Dokumentation des Einsatzes
Sehr wichtig ist die umfassende Dokumentation des Einsatzes. Besondere Bedeutung hat sie vor allem für:
- die Information des weiterbehandelnden Arztes in der Klinik
- Hilfestellung für die finanzielle Abrechnung mit den Kostenträgern
- Gedächtnisstütze für spätere Nachfragen
- juristische Absicherung bei Klagen (nicht dokumentierte Maßnahmen gelten juristisch als nicht durchgeführt, solange sie nicht vom Rettungspersonal bewiesen worden sind = “Beweislastumkehr“ )
- anonymisiert: Hilfestellung für Statistiken und die Qualitätssicherung
Für Ärzte ist die Dokumentation verpflichtend. Dies geht aus den Berufsordnungen der Ärztekammern hervor (z.B. §10 der Berufsordnung der Ärztekammer Nordrhein).
Diese Pflicht besteht auch für die Notfallrettung und den Krankentransport, was in vielen, leider jedoch nicht in allen Rettungsdienstgesetzen explizit geregelt ist.
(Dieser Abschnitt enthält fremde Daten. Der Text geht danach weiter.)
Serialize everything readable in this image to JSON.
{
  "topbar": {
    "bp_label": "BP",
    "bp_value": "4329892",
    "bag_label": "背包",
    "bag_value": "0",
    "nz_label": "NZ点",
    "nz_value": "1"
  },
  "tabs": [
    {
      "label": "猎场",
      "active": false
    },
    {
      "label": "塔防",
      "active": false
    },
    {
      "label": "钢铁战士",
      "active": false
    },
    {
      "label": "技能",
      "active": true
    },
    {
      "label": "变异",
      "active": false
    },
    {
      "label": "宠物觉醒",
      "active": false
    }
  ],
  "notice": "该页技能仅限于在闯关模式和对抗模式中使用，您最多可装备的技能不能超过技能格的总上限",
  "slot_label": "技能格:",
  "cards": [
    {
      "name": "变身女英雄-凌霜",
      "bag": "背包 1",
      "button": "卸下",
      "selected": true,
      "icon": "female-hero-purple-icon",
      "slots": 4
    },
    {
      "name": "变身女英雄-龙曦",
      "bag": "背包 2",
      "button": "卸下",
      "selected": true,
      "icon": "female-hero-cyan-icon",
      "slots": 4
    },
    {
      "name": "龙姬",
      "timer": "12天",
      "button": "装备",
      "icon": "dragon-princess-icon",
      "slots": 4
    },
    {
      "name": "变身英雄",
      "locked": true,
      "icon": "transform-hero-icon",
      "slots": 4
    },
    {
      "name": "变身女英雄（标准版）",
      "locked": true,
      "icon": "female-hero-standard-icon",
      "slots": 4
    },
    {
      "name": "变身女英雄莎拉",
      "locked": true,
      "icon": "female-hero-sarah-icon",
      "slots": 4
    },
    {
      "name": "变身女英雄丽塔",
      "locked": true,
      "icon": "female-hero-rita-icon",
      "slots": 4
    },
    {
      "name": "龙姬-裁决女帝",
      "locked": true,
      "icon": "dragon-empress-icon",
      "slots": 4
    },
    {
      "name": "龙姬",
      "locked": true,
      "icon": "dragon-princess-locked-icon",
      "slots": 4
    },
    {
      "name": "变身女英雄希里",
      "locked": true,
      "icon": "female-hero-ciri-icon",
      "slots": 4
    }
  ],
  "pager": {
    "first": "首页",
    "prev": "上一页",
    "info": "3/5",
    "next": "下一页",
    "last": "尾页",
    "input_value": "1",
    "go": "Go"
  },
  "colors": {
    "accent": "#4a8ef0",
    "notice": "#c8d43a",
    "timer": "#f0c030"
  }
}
Allerdings gilt es, dabei dringend den Datenschutz und die Schweigepflicht zu beachten (Näheres dazu später).
Zu beachten ist auch, dass die Erhebung von Patientendaten zur Todesfeststellung allein Sache der Polizei ist. Wenn keine Angehörigen zugegen sind, darf das Rettungspersonal nicht selbstständig nach Patientenunterlagen suchen, die eine Identitätsfeststellung ermöglichen.
Sehr ratsam ist es, alles Folgende zu dokumentieren (auf Vordrucken; was dort nicht enthalten ist, auf gesondertem Bogen oder im Feld „sonstige Bemerkungen“):
- Personalien des Patienten:
- Name
- Adresse
- Geburtsdatum
- Krankenkasse bzw. Kostenträger
- ggf. Versichertennummer
- Rettungstechnische Daten
- Einsatzdatum
- Einsatznummer (intern)
- Rettungsmittel (z.B. RTW, KTW, NAW)
- Fahrzeugkennzeichen
- Funkrufname
- Einsatzort
- Transportziel
- Name des Fahrers
- Name des Einsatzleiters
- ggf. Name des Praktikanten
- Stadtgebiet verlassen?
- Rücktransport erforderlich?
- gefahrene Kilometer
- Anzahl der beförderten Personen
- Sondersignal zum Einsatzort/ bei der Patientenfahrt
- Einsatzzeiten (Stati)
- Einsatzart (Nottransport/ qualifizierter Krankentransport)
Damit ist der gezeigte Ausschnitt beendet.